Le 27 février dernier, paraissait La Guerre Invisible (Éd. Les Arènes & Causette) de Leïla Miñano et Julia Pascual. Deux ans d'enquête ont été nécessaires aux deux journalistes pour dresser un inquiétant état des lieux de la situation des femmes au sein de l'armée française, et dont « La Grande Muette » se serait bien passée. Harcèlement, agressions sexuelles, viols... Combien de femmes ont été contraintes de quitter les rangs de l'armée face à l'omerta ?
Quelques jours après la parution de cette enquête-choc, et deux jours après la Journée internationale des Droits des femmes, une nouvelle affaire rapportée par MétroNews éclabousse un peu plus la réputation de l'armée française : celle d'un sergent du Centre militaire de formation professionnelle (CMPF) de Fontenay-le-Comte (Vendée) qui a filmé à son insu une stagiaire alors qu'elle prenait sa douche.

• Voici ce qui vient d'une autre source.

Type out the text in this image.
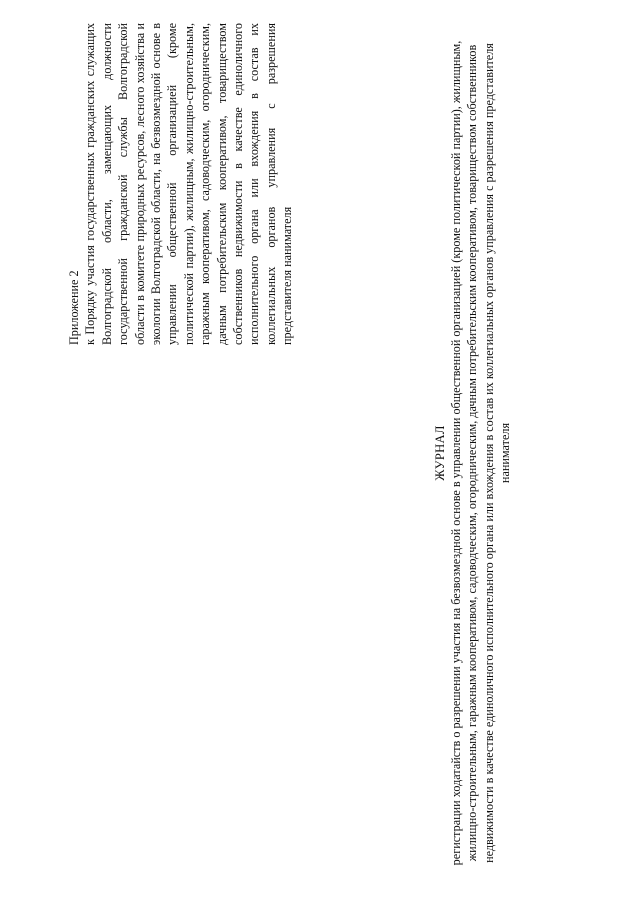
Приложение 2 к Порядку участия государственных гражданских служащих Волгоградской области, замещающих должности государственной гражданской службы Волгоградской области в комитете природных ресурсов, лесного хозяйства и экологии Волгоградской области, на безвозмездной основе в управлении общественной организацией (кроме политической партии), жилищным, жилищно-строительным, гаражным кооперативом, садоводческим, огородническим, дачным потребительским кооперативом, товариществом собственников недвижимости в качестве единоличного исполнительного органа или вхождения в состав их коллегиальных органов управления с разрешения представителя нанимателя
ЖУРНАЛ регистрации ходатайств о разрешении участия на безвозмездной основе в управлении общественной организацией (кроме политической партии), жилищным, жилищно-строительным, гаражным кооперативом, садоводческим, огородническим, дачным потребительским кооперативом, товариществом собственников недвижимости в качестве единоличного исполнительного органа или вхождения в состав их коллегиальных органов управления с разрешения представителя нанимателя
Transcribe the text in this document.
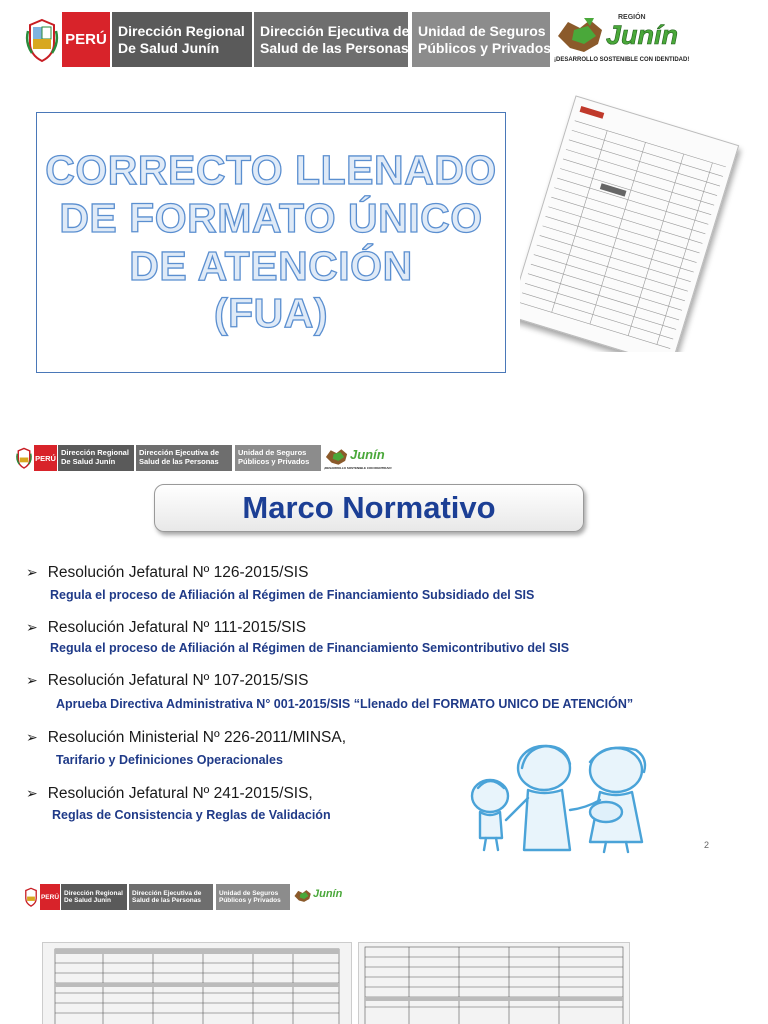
PERÚ Dirección Regional
De Salud Junín
Dirección Ejecutiva de
Salud de las Personas
Unidad de Seguros
Públicos y Privados
REGIÓN
Junín
¡DESARROLLO SOSTENIBLE CON IDENTIDAD!
CORRECTO LLENADO
DE FORMATO ÚNICO
DE ATENCIÓN
(FUA)
PERÚ
Dirección Regional
De Salud Junín
Dirección Ejecutiva de
Salud de las Personas
Unidad de Seguros
Públicos y Privados	Junín
¡DESARROLLO SOSTENIBLE CON IDENTIDAD!
Marco Normativo
➢ Resolución Jefatural Nº 126-2015/SIS
Regula el proceso de Afiliación al Régimen de Financiamiento Subsidiado del SIS
➢ Resolución Jefatural Nº 111-2015/SIS
Regula el proceso de Afiliación al Régimen de Financiamiento Semicontributivo del SIS
➢ Resolución Jefatural Nº 107-2015/SIS
Aprueba Directiva Administrativa N° 001-2015/SIS “Llenado del FORMATO UNICO DE ATENCIÓN”
➢ Resolución Ministerial Nº 226-2011/MINSA,
Tarifario y Definiciones Operacionales
➢ Resolución Jefatural Nº 241-2015/SIS,
Reglas de Consistencia y Reglas de Validación
2
PERÚ
Dirección Regional
De Salud Junín
Dirección Ejecutiva de
Salud de las Personas
Unidad de Seguros
Públicos y Privados
Junín
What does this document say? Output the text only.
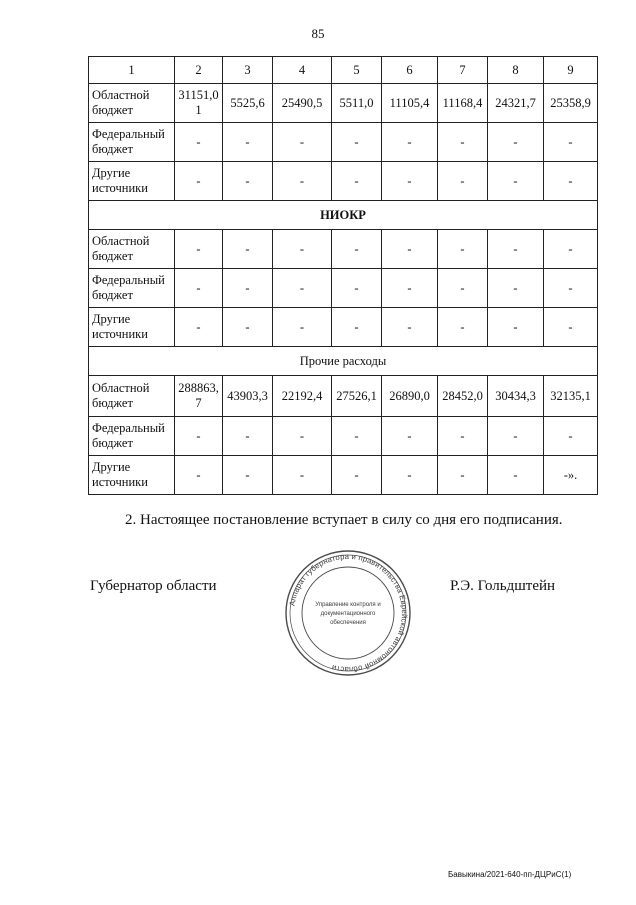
85
1	2	3	4	5	6	7	8	9
Областной бюджет	31151,01	5525,6	25490,5	5511,0	11105,4	11168,4	24321,7	25358,9
Федеральный бюджет	-	-	-	-	-	-	-	-
Другие источники	-	-	-	-	-	-	-	-
НИОКР								
Областной бюджет	-	-	-	-	-	-	-	-
Федеральный бюджет	-	-	-	-	-	-	-	-
Другие источники	-	-	-	-	-	-	-	-
Прочие расходы								
Областной бюджет	288863,7	43903,3	22192,4	27526,1	26890,0	28452,0	30434,3	32135,1
Федеральный бюджет	-	-	-	-	-	-	-	-
Другие источники	-	-	-	-	-	-	-	-».
2. Настоящее постановление вступает в силу со дня его подписания.
Губернатор области	Р.Э. Гольдштейн
Аппарат губернатора и правительства Еврейской автономной области
Управление контроля и
документационного
обеспечения
Бавыкина/2021-640-пп-ДЦРиС(1)
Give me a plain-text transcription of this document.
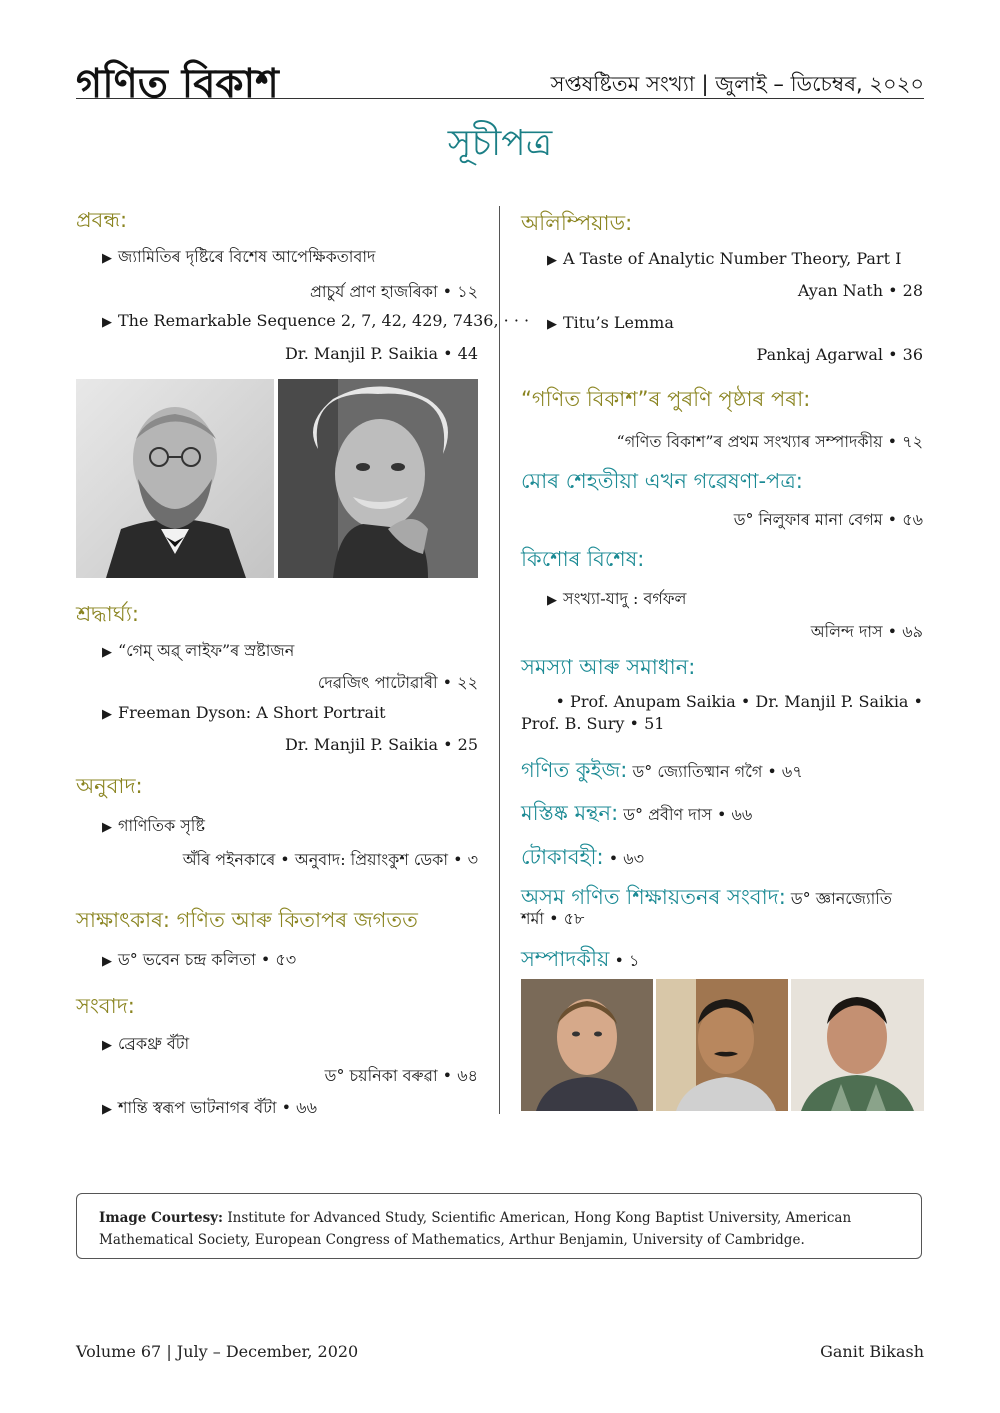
গণিত বিকাশ	সপ্তষষ্টিতম সংখ্যা | জুলাই – ডিচেম্বৰ, ২০২০
সূচীপত্ৰ
প্ৰবন্ধ:
▶ জ্যামিতিৰ দৃষ্টিৰে বিশেষ আপেক্ষিকতাবাদ
প্ৰাচুৰ্য প্ৰাণ হাজৰিকা • ১২
▶ The Remarkable Sequence 2, 7, 42, 429, 7436, · · ·
Dr. Manjil P. Saikia • 44
শ্ৰদ্ধাৰ্ঘ্য:
▶ “গেম্ অৱ্ লাইফ”ৰ স্ৰষ্টাজন
দেৱজিৎ পাটোৱাৰী • ২২
▶ Freeman Dyson: A Short Portrait
Dr. Manjil P. Saikia • 25
অনুবাদ:
▶ গাণিতিক সৃষ্টি
অঁৰি পইনকাৰে • অনুবাদ: প্ৰিয়াংকুশ ডেকা • ৩
সাক্ষাৎকাৰ: গণিত আৰু কিতাপৰ জগতত
▶ ড° ভবেন চন্দ্ৰ কলিতা • ৫৩
সংবাদ:
▶ ব্ৰেকথ্ৰু বঁটা
ড° চয়নিকা বৰুৱা • ৬৪
▶ শান্তি স্বৰূপ ভাটনাগৰ বঁটা • ৬৬
অলিম্পিয়াড:
▶ A Taste of Analytic Number Theory, Part I
Ayan Nath • 28
▶ Titu’s Lemma
Pankaj Agarwal • 36
“গণিত বিকাশ”ৰ পুৰণি পৃষ্ঠাৰ পৰা:
“গণিত বিকাশ”ৰ প্ৰথম সংখ্যাৰ সম্পাদকীয় • ৭২
মোৰ শেহতীয়া এখন গৱেষণা-পত্ৰ:
ড° নিলুফাৰ মানা বেগম • ৫৬
কিশোৰ বিশেষ:
▶ সংখ্যা-যাদু : বৰ্গফল
অলিন্দ দাস • ৬৯
সমস্যা আৰু সমাধান:
• Prof. Anupam Saikia • Dr. Manjil P. Saikia •
Prof. B. Sury • 51
গণিত কুইজ: ড° জ্যোতিষ্মান গগৈ • ৬৭
মস্তিষ্ক মন্থন: ড° প্ৰবীণ দাস • ৬৬
টোকাবহী: • ৬৩
অসম গণিত শিক্ষায়তনৰ সংবাদ: ড° জ্ঞানজ্যোতি
শৰ্মা • ৫৮
সম্পাদকীয় • ১
Image Courtesy: Institute for Advanced Study, Scientific American, Hong Kong Baptist University, American Mathematical Society, European Congress of Mathematics, Arthur Benjamin, University of Cambridge.
Volume 67 | July – December, 2020	Ganit Bikash
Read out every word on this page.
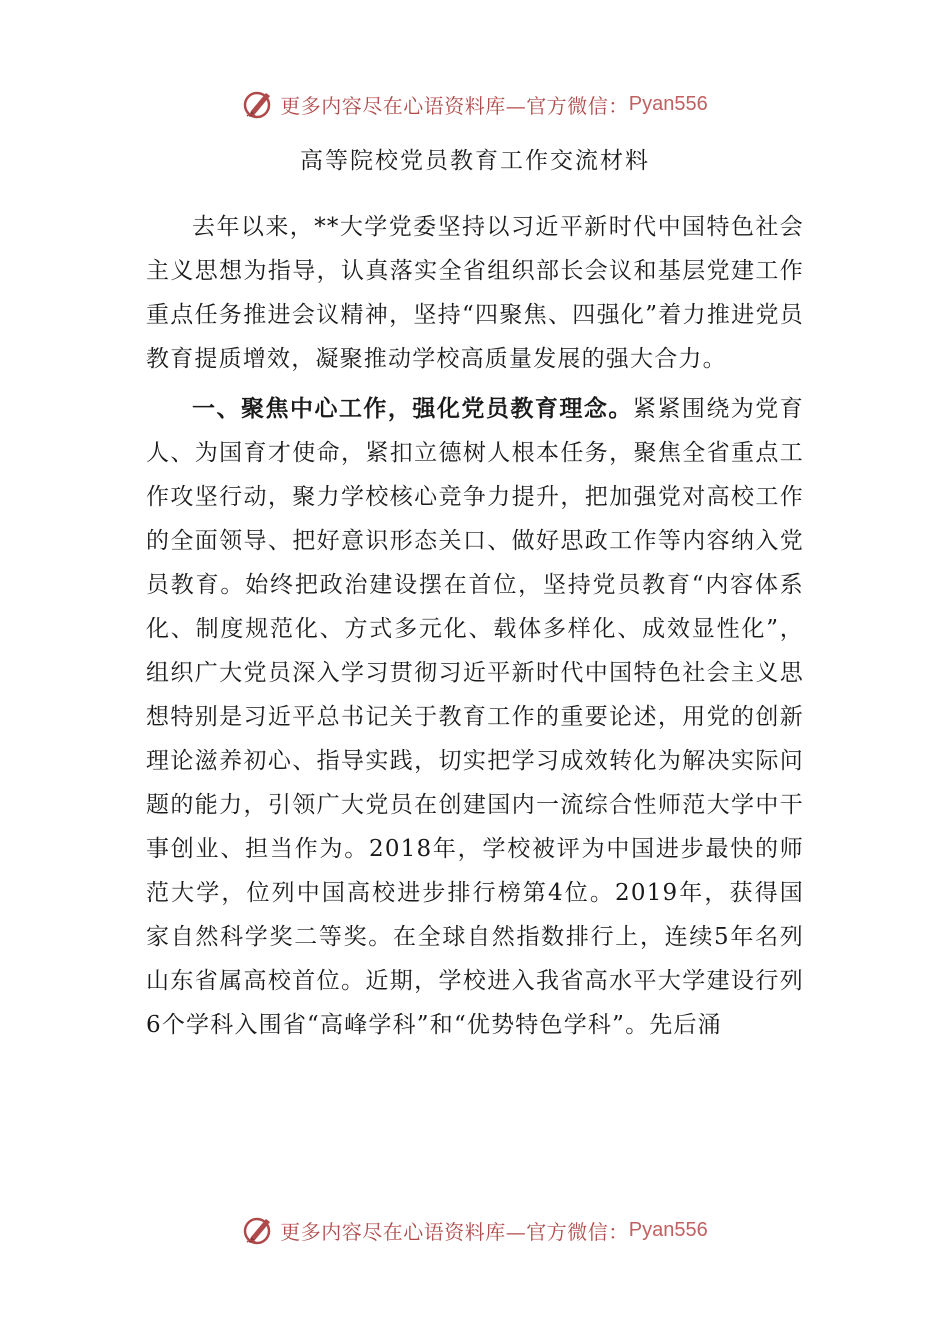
更多内容尽在心语资料库—官方微信： Pyan556
高等院校党员教育工作交流材料

去年以来，**大学党委坚持以习近平新时代中国特色社会主义思想为指导，认真落实全省组织部长会议和基层党建工作重点任务推进会议精神，坚持“四聚焦、四强化”着力推进党员教育提质增效，凝聚推动学校高质量发展的强大合力。

一、聚焦中心工作，强化党员教育理念。紧紧围绕为党育人、为国育才使命，紧扣立德树人根本任务，聚焦全省重点工作攻坚行动，聚力学校核心竞争力提升，把加强党对高校工作的全面领导、把好意识形态关口、做好思政工作等内容纳入党员教育。始终把政治建设摆在首位，坚持党员教育“内容体系化、制度规范化、方式多元化、载体多样化、成效显性化”，组织广大党员深入学习贯彻习近平新时代中国特色社会主义思想特别是习近平总书记关于教育工作的重要论述，用党的创新理论滋养初心、指导实践，切实把学习成效转化为解决实际问题的能力，引领广大党员在创建国内一流综合性师范大学中干事创业、担当作为。2018年，学校被评为中国进步最快的师范大学，位列中国高校进步排行榜第4位。2019年，获得国家自然科学奖二等奖。在全球自然指数排行上，连续5年名列山东省属高校首位。近期，学校进入我省高水平大学建设行列6个学科入围省“高峰学科”和“优势特色学科”。先后涌

更多内容尽在心语资料库—官方微信： Pyan556
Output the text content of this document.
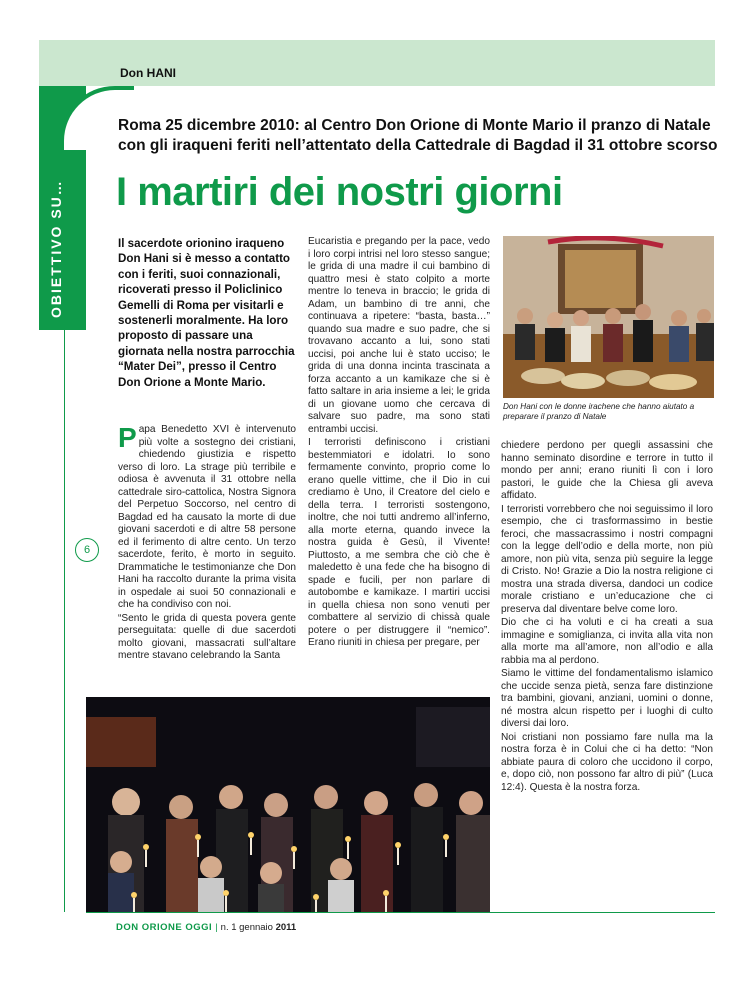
Don HANI
OBIETTIVO SU…
6
Roma 25 dicembre 2010: al Centro Don Orione di Monte Mario il pranzo di Natale con gli iraqueni feriti nell’attentato della Cattedrale di Bagdad il 31 ottobre scorso
I martiri dei nostri giorni
Il sacerdote orionino iraqueno Don Hani si è messo a contatto con i feriti, suoi connazionali, ricoverati presso il Policlinico Gemelli di Roma per visitarli e sostenerli moralmente. Ha loro proposto di passare una giornata nella nostra parrocchia “Mater Dei”, presso il Centro Don Orione a Monte Mario.

Papa Benedetto XVI è intervenuto più volte a sostegno dei cristiani, chiedendo giustizia e rispetto verso di loro. La strage più terribile e odiosa è avvenuta il 31 ottobre nella cattedrale siro-cattolica, Nostra Signora del Perpetuo Soccorso, nel centro di Bagdad ed ha causato la morte di due giovani sacerdoti e di altre 58 persone ed il ferimento di altre cento. Un terzo sacerdote, ferito, è morto in seguito. Drammatiche le testimonianze che Don Hani ha raccolto durante la prima visita in ospedale ai suoi 50 connazionali e che ha condiviso con noi.

“Sento le grida di questa povera gente perseguitata: quelle di due sacerdoti molto giovani, massacrati sull’altare mentre stavano celebrando la Santa

Eucaristia e pregando per la pace, vedo i loro corpi intrisi nel loro stesso sangue; le grida di una madre il cui bambino di quattro mesi è stato colpito a morte mentre lo teneva in braccio; le grida di Adam, un bambino di tre anni, che continuava a ripetere: “basta, basta…” quando sua madre e suo padre, che si trovavano accanto a lui, sono stati uccisi, poi anche lui è stato ucciso; le grida di una donna incinta trascinata a forza accanto a un kamikaze che si è fatto saltare in aria insieme a lei; le grida di un giovane uomo che cercava di salvare suo padre, ma sono stati entrambi uccisi.

I terroristi definiscono i cristiani bestemmiatori e idolatri. Io sono fermamente convinto, proprio come lo erano quelle vittime, che il Dio in cui crediamo è Uno, il Creatore del cielo e della terra. I terroristi sostengono, inoltre, che noi tutti andremo all’inferno, alla morte eterna, quando invece la nostra guida è Gesù, il Vivente! Piuttosto, a me sembra che ciò che è maledetto è una fede che ha bisogno di spade e fucili, per non parlare di autobombe e kamikaze. I martiri uccisi in quella chiesa non sono venuti per combattere al servizio di chissà quale potere o per distruggere il “nemico”. Erano riuniti in chiesa per pregare, per

Don Hani con le donne irachene che hanno aiutato a preparare il pranzo di Natale

chiedere perdono per quegli assassini che hanno seminato disordine e terrore in tutto il mondo per anni; erano riuniti lì con i loro pastori, le guide che la Chiesa gli aveva affidato.

I terroristi vorrebbero che noi seguissimo il loro esempio, che ci trasformassimo in bestie feroci, che massacrassimo i nostri compagni con la legge dell’odio e della morte, non più amore, non più vita, senza più seguire la legge di Cristo. No! Grazie a Dio la nostra religione ci mostra una strada diversa, dandoci un codice morale cristiano e un’educazione che ci preserva dal diventare belve come loro.

Dio che ci ha voluti e ci ha creati a sua immagine e somiglianza, ci invita alla vita non alla morte ma all’amore, non all’odio e alla rabbia ma al perdono.

Siamo le vittime del fondamentalismo islamico che uccide senza pietà, senza fare distinzione tra bambini, giovani, anziani, uomini o donne, né mostra alcun rispetto per i luoghi di culto diversi dai loro.

Noi cristiani non possiamo fare nulla ma la nostra forza è in Colui che ci ha detto: “Non abbiate paura di coloro che uccidono il corpo, e, dopo ciò, non possono far altro di più” (Luca 12:4). Questa è la nostra forza.

DON ORIONE OGGI | n. 1 gennaio 2011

Elle porte plainte et est stigmatisée
Presque cinq mois après les faits, la jeune femme de vingt-cinq ans, vit encore l'événement comme une « humiliation ». Victime de la loi du silence qui règne dans les rangs de l'armée et qui protège les auteurs d'agressions sexuelles, la stagiaire au restaurant du CMPF a été contrainte à la démission après avoir porté plainte contre le sergent. « On lui a tenu la plume pour qu'elle demande la résiliation de son contrat », raconte son avocat Me Jacques Delacharlerie.
Les faits remontent au 19 novembre dernier. Ce soir-là, la France se qualifie pour la Coupe du monde en battant l'Ukraine 3-0. Le sergent du CMPF, ainsi que ses collègues, célèbrent l'événement. Mais, reconnaît-il lui-même, « enhardi après avoir bu », le sergent filme, après son service, l'une de ses stagiaires d'origine martiniquaise, tandis qu'elle prend sa douche. Lorsqu'elle porte plainte, c'est elle qui est inquiétée, et non le jeune homme, bien que ce dernier ait reconnu avoir glissé son téléphone entre la porte de douche et le sol pour la filmer à son insu.
« L'armée, au lieu de lui offrir une protection, l'a seule stigmatisée au nom d'une conception très douteuse de l'intérêt du service. » Ce lundi 10 mars, le tribunal administratif de Nantes a donné raison à la plaignante en suspendant sa démission forcée de l'armée. On ne sait en revanche pas si le sergent qui l'a filmée sera poursuivi pour harcèlement sexuel.